Interview

Dylan Field on Figma Make + Claude Sonnet 4.5: the era of the 10x designer is just beginning

Sep 29, 2025 with Dylan Field

Key Points

  • Figma CEO Dylan Field stress-tested Claude Sonnet 4.5 inside Figma Make and found the model a meaningful step-change that dramatically improved round-trip design workflows, particularly on planning and code-base comprehension.
  • Field argues AI amplifies designer leverage rather than shrinking headcount, positioning high-craft designers who blend aesthetic skill with engineering awareness as decisive competitive assets in what he calls the emerging '10x designer' era.
  • Figma upgraded Model Context Protocol to cloud infrastructure and extended it to Make, allowing users to connect external coding environments directly to design output, positioning Figma's design data as the canonical source across AI toolchains.
Dylan Field on Figma Make + Claude Sonnet 4.5: the era of the 10x designer is just beginning

Summary

Dylan Field, CEO of Figma, spent the weekend stress-testing Claude Sonnet 4.5 inside Figma Make, and came away convinced the model represents a meaningful step-change rather than an incremental update. His focus was the round-trip design workflow: Figma recently shipped a feature allowing users to copy output from Make directly into Figma Design, layering on top of the existing path from Figma Design into Make. Field says Sonnet 4.5 dramatically improved the consistency of that loop, particularly on planning, code-base comprehension, and prompt evaluation across both short and long-running sessions. The timing was coincidental; the feature shipped before Anthropic's release date was known.

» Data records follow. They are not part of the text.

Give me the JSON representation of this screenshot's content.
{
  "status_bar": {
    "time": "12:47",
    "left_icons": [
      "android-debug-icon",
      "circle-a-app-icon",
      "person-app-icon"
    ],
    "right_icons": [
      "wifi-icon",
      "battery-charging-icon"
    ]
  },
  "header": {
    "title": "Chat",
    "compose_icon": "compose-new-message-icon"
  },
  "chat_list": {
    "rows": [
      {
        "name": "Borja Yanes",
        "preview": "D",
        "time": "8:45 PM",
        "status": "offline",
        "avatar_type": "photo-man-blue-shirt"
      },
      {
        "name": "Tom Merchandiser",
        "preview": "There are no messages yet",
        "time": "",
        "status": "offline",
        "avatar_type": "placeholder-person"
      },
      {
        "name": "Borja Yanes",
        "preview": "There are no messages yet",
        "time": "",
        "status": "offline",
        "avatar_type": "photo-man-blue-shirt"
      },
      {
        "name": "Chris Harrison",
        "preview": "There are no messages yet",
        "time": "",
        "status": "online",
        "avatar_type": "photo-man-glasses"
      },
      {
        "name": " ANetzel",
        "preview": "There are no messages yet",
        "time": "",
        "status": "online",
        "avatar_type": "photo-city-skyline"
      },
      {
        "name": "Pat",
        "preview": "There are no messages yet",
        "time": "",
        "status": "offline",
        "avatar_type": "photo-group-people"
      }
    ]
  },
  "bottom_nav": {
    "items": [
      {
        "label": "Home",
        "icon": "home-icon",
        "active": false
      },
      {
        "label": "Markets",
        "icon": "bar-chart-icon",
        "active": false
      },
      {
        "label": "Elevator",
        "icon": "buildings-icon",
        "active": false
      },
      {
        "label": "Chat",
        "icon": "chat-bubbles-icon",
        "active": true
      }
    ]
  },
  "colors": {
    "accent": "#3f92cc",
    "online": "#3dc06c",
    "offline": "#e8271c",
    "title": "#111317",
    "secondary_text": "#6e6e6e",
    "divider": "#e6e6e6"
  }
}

Field's model-selection philosophy is blunt: Figma will use whatever model produces the best results, regardless of board relationships. Mike Krieger of Anthropic sits on Figma's board, but Field frames that as irrelevant to procurement decisions. On open-source models, he says Figma watches the space closely but offered no specific commitments.

The 10x Designer Thesis

Field's central argument is that AI is not compressing designer headcount but amplifying designer leverage. He frames this as an emerging "10x designer" era where designers who hold aesthetic craft, UX thinking, engineering awareness, brand strategy, and systems logic simultaneously will become decisive competitive assets.

  • Figma's platform is roughly one-third designers, two-thirds non-designers
  • Design hiring at enterprise customers is accelerating, not contracting
  • Field draws a parallel to the first wave of design acquisitions, citing T. Hannon Lax and John Wax being absorbed into what became Meta's Reality Labs via agency acquisitions as a likely repeating pattern
  • Shopify recently acquired a design studio, consistent with this trend

Field invokes Jevons Paradox explicitly: as AI lowers the cost of execution, demand for designers who can generate novel, high-craft output rises rather than falls. Figma itself is hiring aggressively across nearly all functions heading into the next fiscal year.

Figma Make and MCP Momentum

Figma recently upgraded its Model Context Protocol (MCP) offering, moving from a local-only desktop implementation to a cloud service and extending MCP support to Make. The practical effect is that users can connect external coding environments directly to Make's output, eliminating the need to manually export code. Coinbase is cited by name as a customer reporting meaningful workflow improvements from MCP integration.

Field positions MCP as strategic infrastructure for Figma's broader ecosystem play: design context created inside Figma becomes a portable, high-value input for any AI surface consuming inference. The framing is less about locking users into Make and more about making Figma's design data the canonical source of truth across the AI toolchain.

Hardware and the MS-DOS Analogy

On hardware, Field says Figma's primary lens is "what screens do our users need to design for." He is tracking Meta's AR glasses and Neural Band closely, noting he received an early demo roughly 18 months ago and a revised version just before Figma's Config conference. He describes the Neural Band as underappreciated by the market.

His broader take on AI interfaces is that the industry is still in what he calls the "MS-DOS era of AI" — natural language prompts are the current compass for navigating a vast latent space, and the design challenge of building better interfaces for that navigation remains almost entirely unsolved. He sees the proliferation of new form factors, agent protocols, and MCP-style connectors as the beginning of that interface design problem rather than its resolution.

Field's headcount and product investment signals suggest Figma is positioning for a sustained expansion cycle, betting that design as a discipline moves decisively up the value stack as AI commoditizes software execution.